Given the serious destructive consequences of drugs to the country's young generation as well as the inherent curtailment of sustainable development, it could be argued that for Indonesia, battling the drug scourge is as much, if not more, a priority than the "war on terrorism".

The latter certainly grabs the headlines and the lion's share of attention. Yet, despite the deaths of scores of Indonesians in the past four years and the destructive physical damage caused by bombs, terrorism does not strike at the moral foundation of society and corrupt its leadership and institutions as does the drug trade or any other form of organized crime.
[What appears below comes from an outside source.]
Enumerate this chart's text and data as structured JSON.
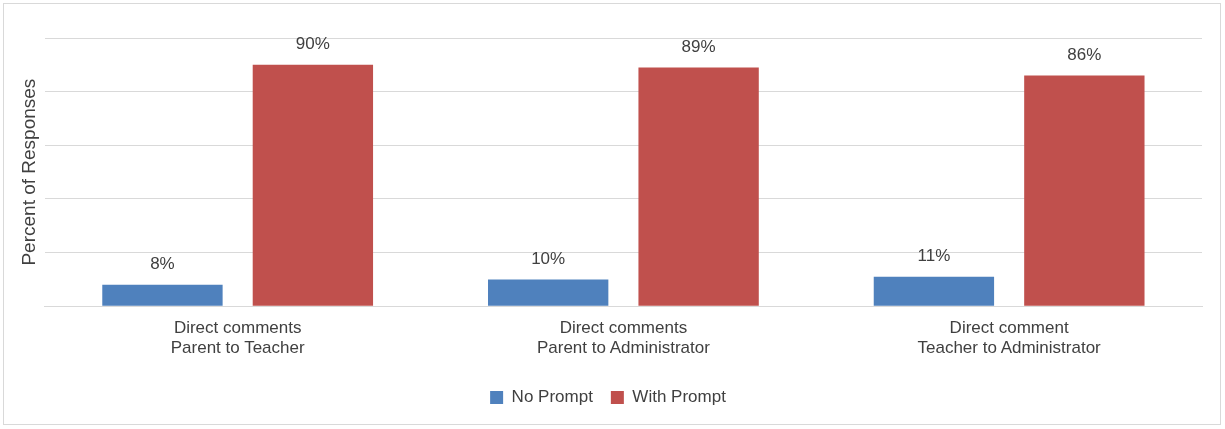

"The state must not give up its fight against criminals, especially drug syndicates," Yudhoyono said at a June 26 ceremony marking the International Day Against Drug Abuse. "Otherwise, they will rule the state, which will lead to a failed state."

Just as in fighting terror, the battle against drugs needs a protracted campaign that strikes at criminal networks in Indonesia and abroad, targets money- laundering, and relies heavily on intelligence-gathering. Meanwhile, the river of drugs keeps flowing.

[Bill Guerin, a Jakarta correspondent for Asia Times Online since 2000, has worked in Indonesia for 20 years as a journalist. He has been published by the BBC on East Timor and specializes in business/economic and political analysis in Indonesia.]